Commanders and leaders
- Edmund Taczanowski: Andrei Brunner

Strength
- 1,100: 2,000

Casualties and losses
- 160 dead, incl. murdered wounded insurgents 80 wounded: 26 dead, 67 wounded

= First Battle of Ignacewo =

The First Battle of Ignacewo was one of many clashes of the January Uprising. It took place on May 8, 1863, near the village of Ignacewo, which at that time belonged to Russian Empire’s Congress Poland. Insurgent forces commanded by Edmund Taczanowski clashed with a 2,000-strong detachment of the Imperial Russian Army led by Andrei Brunner. The battle ended with Russian victory, and Poles lost some 160 men.

Taczanowski all together had 1,100 men under his command, including 500 infantry riflemen, 550 kosynierzy and 50 cavalry, together with 3 cannons. The insurgents camped in the village of Ignacewo, with their positions reinforced by abatis and a rampart. Russian detachment had some 2,000 men, commanded by General Brunner.

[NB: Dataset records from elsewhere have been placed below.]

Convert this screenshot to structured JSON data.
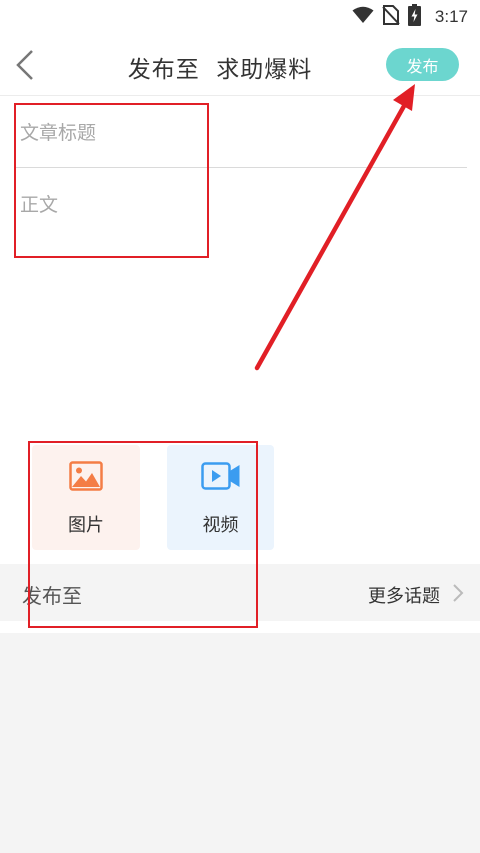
{
  "status_bar": {
    "time": "3:17",
    "icons": [
      "wifi-icon",
      "no-sim-icon",
      "battery-charging-icon"
    ]
  },
  "header": {
    "back_icon": "chevron-left-icon",
    "title": "发布至  求助爆料",
    "publish_label": "发布"
  },
  "editor": {
    "title_placeholder": "文章标题",
    "body_placeholder": "正文"
  },
  "media": {
    "image_label": "图片",
    "image_icon": "image-icon",
    "video_label": "视频",
    "video_icon": "video-camera-icon"
  },
  "topic_row": {
    "label": "发布至",
    "more_label": "更多话题",
    "chevron_icon": "chevron-right-icon"
  },
  "colors": {
    "accent": "#6cd6cf",
    "image_accent": "#f47d45",
    "video_accent": "#3b9cf0",
    "annotation": "#e11f26"
  }
}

Their initial attack was repelled, but after some time, the Russians found a passage across local swamps, and clashed with weak left wing of the Poles. After breaking into the camp, they destroyed Taczanowski's party, killing 160, also by deliberate murdering of the wounded insurgents.

Polish painter Juliusz Kossak dedicated one of his paintings, Bitwa pod Ignacewem (1893), to the battle.

== Sources ==
- Stefan Kieniewicz: Powstanie styczniowe. Warszawa: Państwowe Wydawnictwo Naukowe, 1983. ISBN 83-01-03652-4.